Spinel Cu-Mn-Cr Oxide Nanoparticle-Pigmented Solar Selective Coatings Maintaining >94% Efficiency at 750 degrees C

High-temperature concentrating solar power (CSP) system is capable of harvesting and storing solar energy as heat towards cost-effective dispatchable solar electricity. Solar selective coating is a critical component to boost its efficiency by maximizing solar absorptance and minimizing thermal emittance losses. However, maintaining a high solar-thermal conversion efficiency >90% for long-term operation at >750 degrees C remains a significant challenge.
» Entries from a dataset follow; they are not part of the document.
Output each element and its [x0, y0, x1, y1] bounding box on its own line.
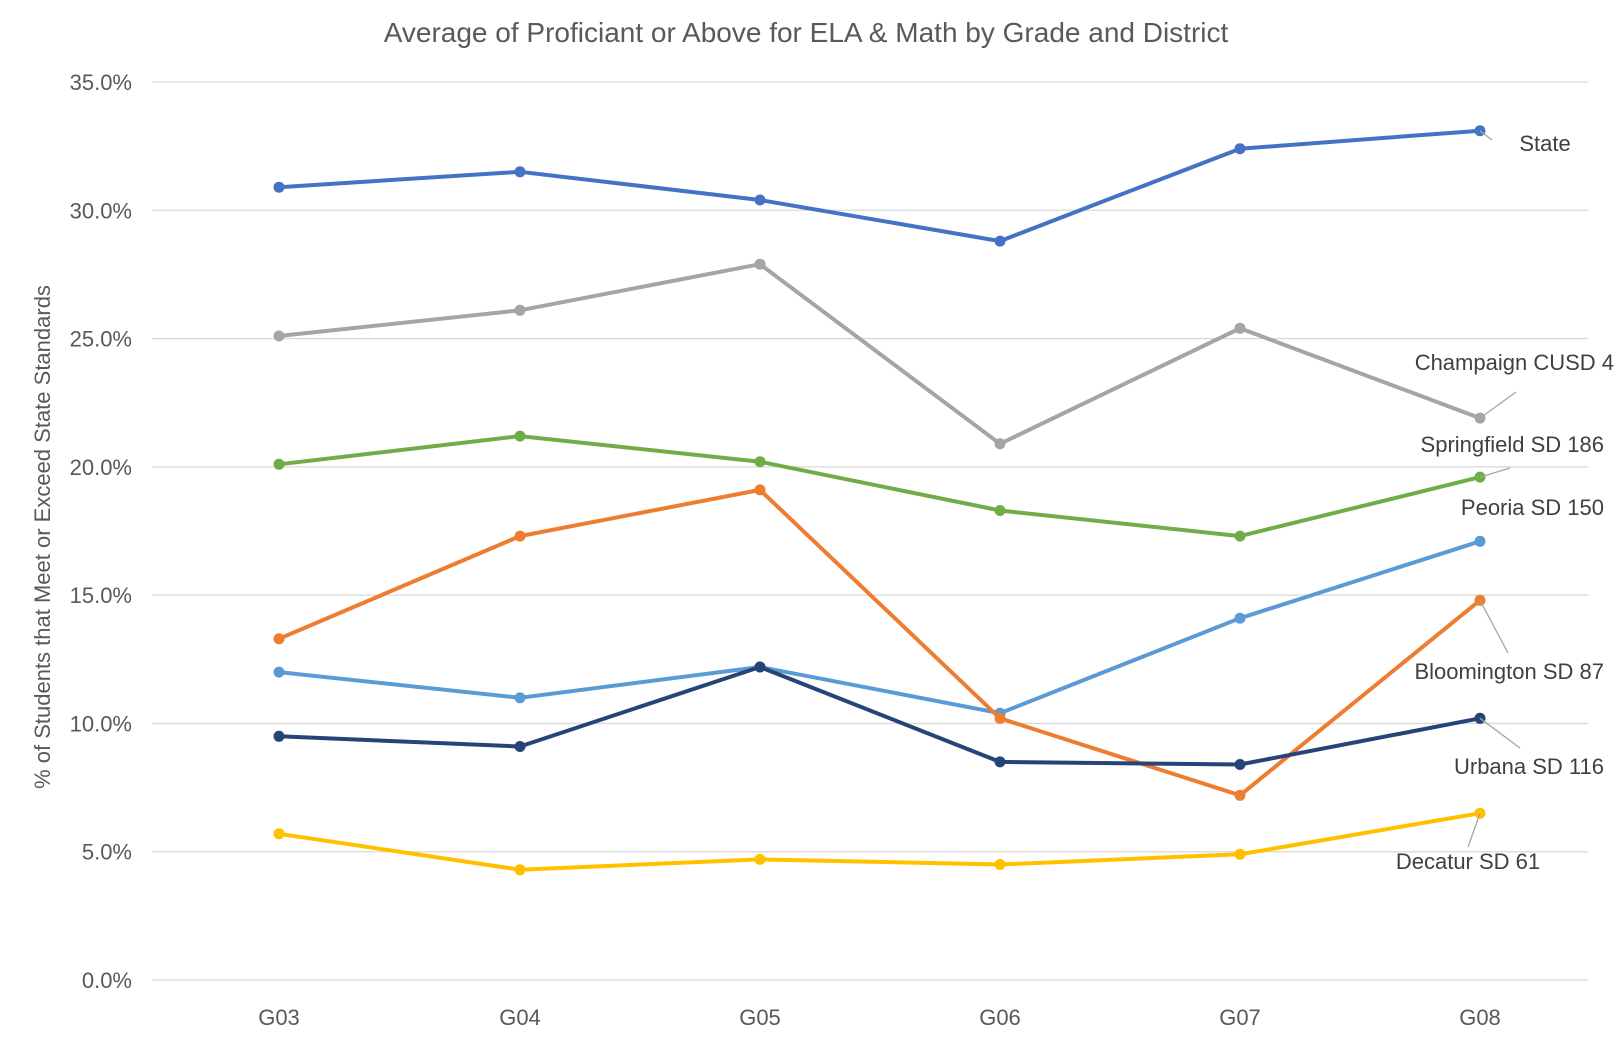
data-point: [1474, 125, 1486, 137]
leader-line: [1479, 391, 1517, 419]
series-champaign-cusd-4: [273, 258, 1486, 450]
series-bloomington-sd-87: [273, 484, 1486, 801]
series-lines: [273, 125, 1486, 876]
series-label: Urbana SD 116: [1454, 754, 1604, 779]
data-point: [1234, 322, 1246, 334]
data-point: [994, 505, 1006, 516]
series-label: Springfield SD 186: [1421, 432, 1604, 457]
series-line: [278, 487, 1482, 798]
data-point: [273, 458, 285, 470]
y-tick-label: 25.0%: [70, 327, 132, 352]
data-point: [514, 864, 526, 876]
y-tick-label: 15.0%: [70, 583, 132, 608]
data-point: [1234, 143, 1246, 155]
data-point: [1234, 789, 1246, 801]
series-labels: State Champaign CUSD 4 Springfield SD 186 P…: [1396, 130, 1614, 874]
series-state: [273, 125, 1486, 247]
series-label: Bloomington SD 87: [1414, 659, 1604, 684]
data-point: [514, 430, 526, 442]
series-line: [278, 434, 1481, 539]
data-point: [273, 633, 285, 645]
data-point: [754, 853, 766, 865]
data-point: [1474, 535, 1486, 547]
y-axis-ticks: 0.0% 5.0% 10.0% 15.0% 20.0% 25.0% 30.0% 35.0%: [70, 70, 132, 993]
x-tick-label: G06: [979, 1005, 1021, 1030]
leader-line: [1479, 599, 1509, 654]
x-tick-label: G05: [739, 1005, 781, 1030]
data-point: [273, 181, 285, 193]
data-point: [514, 166, 526, 178]
data-point: [754, 194, 766, 206]
data-point: [1474, 807, 1486, 819]
data-point: [273, 330, 285, 342]
y-tick-label: 30.0%: [70, 198, 132, 223]
leader-line: [1479, 467, 1511, 478]
series-label: Decatur SD 61: [1396, 849, 1540, 874]
x-tick-label: G07: [1219, 1005, 1261, 1030]
x-axis-ticks: G03 G04 G05 G06 G07 G08: [258, 1005, 1501, 1030]
data-point: [994, 859, 1006, 870]
y-tick-label: 10.0%: [70, 711, 132, 736]
data-point: [754, 484, 766, 496]
data-point: [514, 741, 526, 752]
data-point: [1234, 848, 1246, 860]
series-label: Champaign CUSD 4: [1415, 350, 1614, 375]
data-point: [994, 438, 1006, 450]
leader-line: [1467, 813, 1481, 848]
leader-line: [1479, 130, 1493, 141]
data-point: [754, 258, 766, 270]
series-line: [278, 539, 1481, 716]
data-point: [1234, 612, 1246, 624]
series-line: [278, 262, 1481, 446]
data-point: [514, 304, 526, 316]
series-label: State: [1519, 131, 1570, 156]
data-point: [1234, 759, 1246, 770]
data-point: [754, 456, 766, 468]
series-label: Peoria SD 150: [1461, 495, 1604, 520]
series-line: [278, 128, 1481, 244]
series-line: [278, 665, 1481, 767]
y-tick-label: 20.0%: [70, 455, 132, 480]
y-axis-label: % of Students that Meet or Exceed State …: [30, 285, 55, 789]
series-decatur-sd-61: [273, 807, 1486, 876]
data-point: [994, 756, 1006, 768]
data-point: [994, 235, 1006, 247]
x-tick-label: G03: [258, 1005, 300, 1030]
series-line: [278, 811, 1481, 872]
data-point: [1234, 530, 1246, 542]
data-point: [273, 730, 285, 742]
x-tick-label: G08: [1459, 1005, 1501, 1030]
y-tick-label: 5.0%: [82, 840, 132, 865]
data-point: [514, 530, 526, 542]
chart-title: Average of Proficiant or Above for ELA &…: [384, 17, 1229, 48]
data-point: [994, 712, 1006, 724]
y-tick-label: 35.0%: [70, 70, 132, 95]
y-tick-label: 0.0%: [82, 968, 132, 993]
data-point: [514, 692, 526, 704]
series-urbana-sd-116: [273, 661, 1486, 770]
x-tick-label: G04: [499, 1005, 541, 1030]
series-springfield-sd-186: [273, 430, 1486, 542]
data-point: [273, 666, 285, 678]
data-point: [754, 661, 766, 673]
data-point: [273, 828, 285, 840]
leader-line: [1479, 717, 1521, 749]
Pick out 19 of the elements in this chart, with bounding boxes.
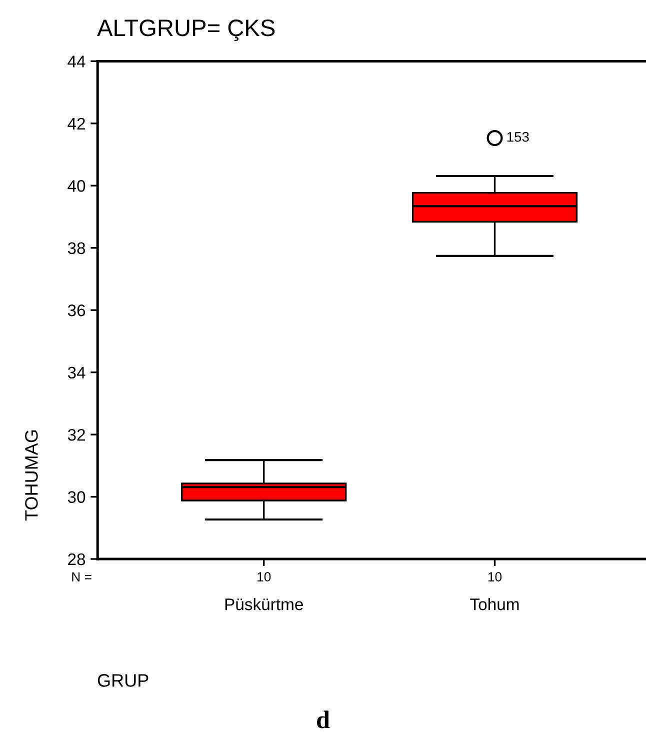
y-tick-label: 40 <box>68 180 86 192</box>
x-tick-label: Püskürtme <box>225 598 303 610</box>
y-tick-label: 36 <box>68 304 86 316</box>
text: 10 <box>488 572 502 582</box>
text: N = <box>72 572 92 582</box>
x-tick-label: Tohum <box>470 598 519 610</box>
y-tick-label: 38 <box>68 242 86 254</box>
x-axis-title: GRUP <box>98 674 148 687</box>
y-tick-label: 30 <box>68 491 86 503</box>
y-tick-label: 44 <box>68 56 86 68</box>
y-tick-label: 42 <box>68 118 85 130</box>
text: d <box>317 710 330 728</box>
text: 10 <box>258 572 271 582</box>
annotation: 153 <box>507 132 529 142</box>
y-tick-label: 34 <box>68 366 86 379</box>
y-tick-label: 28 <box>68 553 86 566</box>
chart-title: ALTGRUP= ÇKS <box>97 20 275 42</box>
y-tick-label: 32 <box>68 428 85 441</box>
y-axis-title: TOHUMAG <box>25 430 38 521</box>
Herein, we report spray-coated spinel Cu-Mn-Cr oxide nanoparticle-pigmented solar selective coatings on Inconel tube sections maintaining >94% efficiency at 750 degrees C and >92.5% at 800 degrees C under 1000x solar concentration after 60 simulated day-night thermal cycles in air, each cycle comprising 12h at 750 degrees C/800 degrees C and 12h cooling to 25 degrees C. The solar spectral selectivity is intrinsic to the band-to-band and d-d transitions of non-stoichiometric spinel Cu-Mn-Cr oxide nanoparticles by balancing the lattice site inversion of Cu2+ and Mn3+ on tetrahedral vs. octahedral sites. This feature offers a large fabrication tolerance in nanoparticle volume fraction and coating thickness, facilitating low-cost and scalable spray-coated high-efficiency solar selective absorbers for high-temperature CSP systems.